Breadth-First Search Algorithm

Breadth-first search (BFS) algorithm is used for tree traversal on graph or tree-like data structures. It is implemented in python with a queue that adopts a first-in-first-out policy.

The general algorithm for a BFS search is:

1. Pick any node. If it is unvisited, mark it as visited and add its neighbouring nodes to the queue.
2. If there is no more remaining neighbours then remove the first node from the queue and continue until the que is empty.

Illustrated Breadth-First Search Tree Traversal

DFS algorithms are often implemented when the tree is wide and not very deep or when the objective is to find the shortest path to a particular node.

The code below demonstrates the implementation of a BFS algorithm in Python. The graph above is first stored as a dictionary to illustrate this example.

graph = {
    'A' : ['B','C'],
    'B' : ['D', 'E'],
    'C' : ['F'],
    'D' : [],
    'E' : [],
    'F' : []
}

This algorithm is implemented by defining an empty set visited = set() to store the value of the nodes as we traverse them. Using a set instead of a list is optimal in this case because we only intent to visit each node once and its quicker to lookup stored values in a set rather than a list (the in operator has a time complexity of \(O(1)\) for a set). We also initialise a queue which will hold the neighbouring nodes which have not yet been visited.
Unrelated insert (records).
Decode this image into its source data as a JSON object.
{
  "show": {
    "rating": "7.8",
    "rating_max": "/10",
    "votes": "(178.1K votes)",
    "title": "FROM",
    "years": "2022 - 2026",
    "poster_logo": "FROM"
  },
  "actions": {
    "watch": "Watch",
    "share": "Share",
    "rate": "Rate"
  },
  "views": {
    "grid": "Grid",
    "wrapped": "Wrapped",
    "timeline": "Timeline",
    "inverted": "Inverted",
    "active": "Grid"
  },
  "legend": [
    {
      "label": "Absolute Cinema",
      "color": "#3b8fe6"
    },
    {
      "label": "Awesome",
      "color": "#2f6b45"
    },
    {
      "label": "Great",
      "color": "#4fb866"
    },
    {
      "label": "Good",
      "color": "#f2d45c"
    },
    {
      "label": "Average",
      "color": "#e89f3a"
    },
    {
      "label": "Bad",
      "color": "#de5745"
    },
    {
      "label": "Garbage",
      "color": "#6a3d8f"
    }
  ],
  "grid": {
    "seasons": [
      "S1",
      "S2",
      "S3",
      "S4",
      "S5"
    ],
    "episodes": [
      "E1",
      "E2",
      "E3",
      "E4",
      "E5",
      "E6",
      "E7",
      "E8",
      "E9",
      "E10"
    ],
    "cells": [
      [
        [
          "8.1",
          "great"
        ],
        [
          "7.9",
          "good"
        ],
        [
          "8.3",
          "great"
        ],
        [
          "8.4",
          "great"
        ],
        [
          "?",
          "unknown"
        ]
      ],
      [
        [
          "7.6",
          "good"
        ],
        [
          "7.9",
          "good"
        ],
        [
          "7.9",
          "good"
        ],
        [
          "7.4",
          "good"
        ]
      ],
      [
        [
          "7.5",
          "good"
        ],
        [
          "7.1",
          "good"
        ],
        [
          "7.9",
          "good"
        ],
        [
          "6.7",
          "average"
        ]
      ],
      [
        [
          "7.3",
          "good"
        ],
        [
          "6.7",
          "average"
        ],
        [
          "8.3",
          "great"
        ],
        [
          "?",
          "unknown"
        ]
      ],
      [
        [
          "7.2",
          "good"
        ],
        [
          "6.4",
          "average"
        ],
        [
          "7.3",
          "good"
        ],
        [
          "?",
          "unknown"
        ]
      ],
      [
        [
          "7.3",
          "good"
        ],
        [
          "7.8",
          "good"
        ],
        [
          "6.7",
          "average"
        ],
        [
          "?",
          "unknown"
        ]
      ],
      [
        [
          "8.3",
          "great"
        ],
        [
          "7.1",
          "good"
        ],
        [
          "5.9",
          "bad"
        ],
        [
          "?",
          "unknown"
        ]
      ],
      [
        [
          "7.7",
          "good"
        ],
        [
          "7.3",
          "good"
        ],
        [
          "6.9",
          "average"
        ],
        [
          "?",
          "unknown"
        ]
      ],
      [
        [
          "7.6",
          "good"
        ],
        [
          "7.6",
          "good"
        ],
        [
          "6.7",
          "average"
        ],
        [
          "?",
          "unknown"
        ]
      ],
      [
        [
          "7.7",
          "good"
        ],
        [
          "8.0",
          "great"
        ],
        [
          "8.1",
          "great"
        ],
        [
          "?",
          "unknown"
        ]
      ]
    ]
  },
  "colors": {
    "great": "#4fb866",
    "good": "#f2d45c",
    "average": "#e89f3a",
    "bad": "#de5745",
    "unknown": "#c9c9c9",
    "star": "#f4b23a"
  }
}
For each node that that has not yet been visited, we simply add it to our visited set and to the queue. Once a node does not have any more neighbours to add to the queue, we take the next node from the queue and continue on.

# initialise an empty visited set
visited = set()

def bfs(visited, graph, node):
    '''
    :type visited: set
    :type graph: dictionary
    :type note: string
    :rtype: None
    '''

    # initialise an empty queue list
    queue = []
    visited.add(node)
    queue.append(node)

    # while the queue is not empty
    while queue:

        # pop the first element in the queue
        s = queue.pop(0) 

        # add each unvisited neighbour to the end of the queue
        for neighbour in graph[s]:
            if neighbour not in visited:
                visited.add(neighbour)
                queue.append(neighbour)

# execute the function
bfs(visited, graph, 'A')

Depth-First Search Algorithm

The time complexity of of BFS is generally considered to be \(O(V)\) where \(V\) is the number of nodes. Both DFS and BFS have the same average time complexity, so the decision to chose one algorithm over the other is dependent on the specific problem.